Het belangrijkste machtsmiddel waar de verkopers van de arbeidskracht over beschikken om de prijs van hun arbeidskracht te verhogen – of de daling ervan tegen te gaan(1) – is het collectief neerleggen van het werk of het dreigen daarmee. Omdat dat alleen zin heeft als het collectief gebeurt, is daar een vorm van organisatie voor nodig. Omdat de verkoop van de arbeidskracht geen eenmalig gebeuren is, maar iets dat zich steeds weer herhaalt, dag in dag uit, jaar na jaar, is het logisch dat organisaties die vaak als een tijdelijk stakings- of actiecomité beginnen, uitgroeien tot meer permanente organisaties: vakbonden.
Vrijgestelden
In eerste instantie ontstonden vakbonden – of werkliedenverenigingen, zoals ze vaak genoemd werden – als lokale organisaties per bedrijf of bedrijfstak. Met de groei van de vakbeweging werden het grotere verbanden met landelijke en internationale koepels. De vroege arbeidersorganisaties kenden geen betaalde functionarissen. De eerste arbeiders die wel als zodanig gingen functioneren, waren strijdbare arbeiders die bij een (verloren) arbeidsconflict geslachtofferd waren en uitgesloten. Omdat ze bij hun baas en vaak ook in de hele sector niet meer aan het werk konden, gingen ze voor de bond aan de slag met het bijhouden van de administratie, het ophalen van de contributie en andere taken, en werden daarvoor betaald. Zij werden de eerste betaalde vakbondsbestuurders of -functionarissen. Het werd veelal de gewoonte om deze “vrijgestelden” de onderhandelingen met de werkgever(s) te laten doen. Mede omdat zij niet door de werkgevers ontslagen en uitgesloten konden worden. Met de groei van de bonden en het ingewikkelder worden van hun werk werden er ook steeds meer deskundigen en professionals van buiten de beweging aangetrokken.
De “moderne” bonden
In Nederland kwam aan het begin van de vorige eeuw de “moderne” vakbeweging op, de voorloper van de huidige FNV. Deze moderne beweging, waaraan vooral de naam van Henri Polak en de door hem geleidde diamantbewerkersbond is verbonden, was sterk geïnspireerd op de Engelse vakbeweging en verschilde sterk van de “oude” beweging van het vaak als “anarchosyndicalistisch” omschreven Nationaal Arbeids-Secretariaat (NAS). Het Nederlands Verbond van Vakverenigingen (NVV), zoals dat in 1905 op initiatief van Polak tot stand kwam, stond onder leiding van sociaal-democraten en verschilde in zijn organisatie en politiek sterk van het NAS. De “modernen” kenden hoge vakbondscontributies, een sterke weerstandskas en een behoorlijk aantal goed betaalde bestuurders met grotere bevoegdheden en een sterke mate van centralisatie van de organisatie.

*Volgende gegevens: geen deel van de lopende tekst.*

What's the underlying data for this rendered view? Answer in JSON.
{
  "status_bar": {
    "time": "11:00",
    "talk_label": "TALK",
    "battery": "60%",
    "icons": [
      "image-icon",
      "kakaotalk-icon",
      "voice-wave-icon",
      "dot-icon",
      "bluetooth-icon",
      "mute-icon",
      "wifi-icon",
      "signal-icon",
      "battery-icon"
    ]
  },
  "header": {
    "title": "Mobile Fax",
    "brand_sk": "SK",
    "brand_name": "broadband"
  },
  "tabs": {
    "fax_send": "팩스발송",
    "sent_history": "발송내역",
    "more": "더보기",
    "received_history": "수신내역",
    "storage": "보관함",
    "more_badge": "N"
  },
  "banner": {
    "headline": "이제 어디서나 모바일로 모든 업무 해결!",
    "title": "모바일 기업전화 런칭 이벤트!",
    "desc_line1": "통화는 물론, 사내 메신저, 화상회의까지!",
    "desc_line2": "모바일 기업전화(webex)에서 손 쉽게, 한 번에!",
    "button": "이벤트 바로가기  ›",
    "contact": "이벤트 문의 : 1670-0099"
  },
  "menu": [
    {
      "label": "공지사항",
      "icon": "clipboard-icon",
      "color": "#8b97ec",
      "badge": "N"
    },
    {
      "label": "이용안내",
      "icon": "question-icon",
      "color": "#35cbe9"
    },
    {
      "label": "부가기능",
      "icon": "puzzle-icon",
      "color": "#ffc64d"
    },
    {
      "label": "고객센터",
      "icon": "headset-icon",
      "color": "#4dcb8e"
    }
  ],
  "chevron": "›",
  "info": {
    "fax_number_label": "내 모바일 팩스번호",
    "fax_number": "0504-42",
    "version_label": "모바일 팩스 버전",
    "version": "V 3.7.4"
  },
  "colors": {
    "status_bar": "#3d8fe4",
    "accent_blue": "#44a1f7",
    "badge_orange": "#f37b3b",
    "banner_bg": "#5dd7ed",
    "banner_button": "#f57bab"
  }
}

In de loop van de tijd liep de invloed en het ledental van de NAS steeds verder terug en werden de moderne bonden en de qua organisatie daar sterk op lijkende katholieke en christelijke organisaties dominant. Het was een sterk gebureaucratiseerde vakbeweging met een zeer gematigde sociaal-democratische of christen-democratische politiek. In 1977 fuseerde het NVV onder leiding van haar laatste voorzitter Wim Kok met het katholieke NKV tot de FNV.
Bureaucratisering
Behalve de groei van de vakbonden en het complexer worden van hun werkzaamheden leidden ook de steeds nauwere banden met het staatsapparaat tot de groei van het aantal betaalde vakbondsfunctionarissen, die een steeds grotere zelfstandigheid kregen. Ze gingen als “werknemersvertegenwoordigers” in allerlei organen en commissies meedraaien. Naast, of eigenlijk boven, de leden van de vakbonden groeide een omvangrijk apparaat van betaalde bestuurders en functionarissen met steeds meer invloed.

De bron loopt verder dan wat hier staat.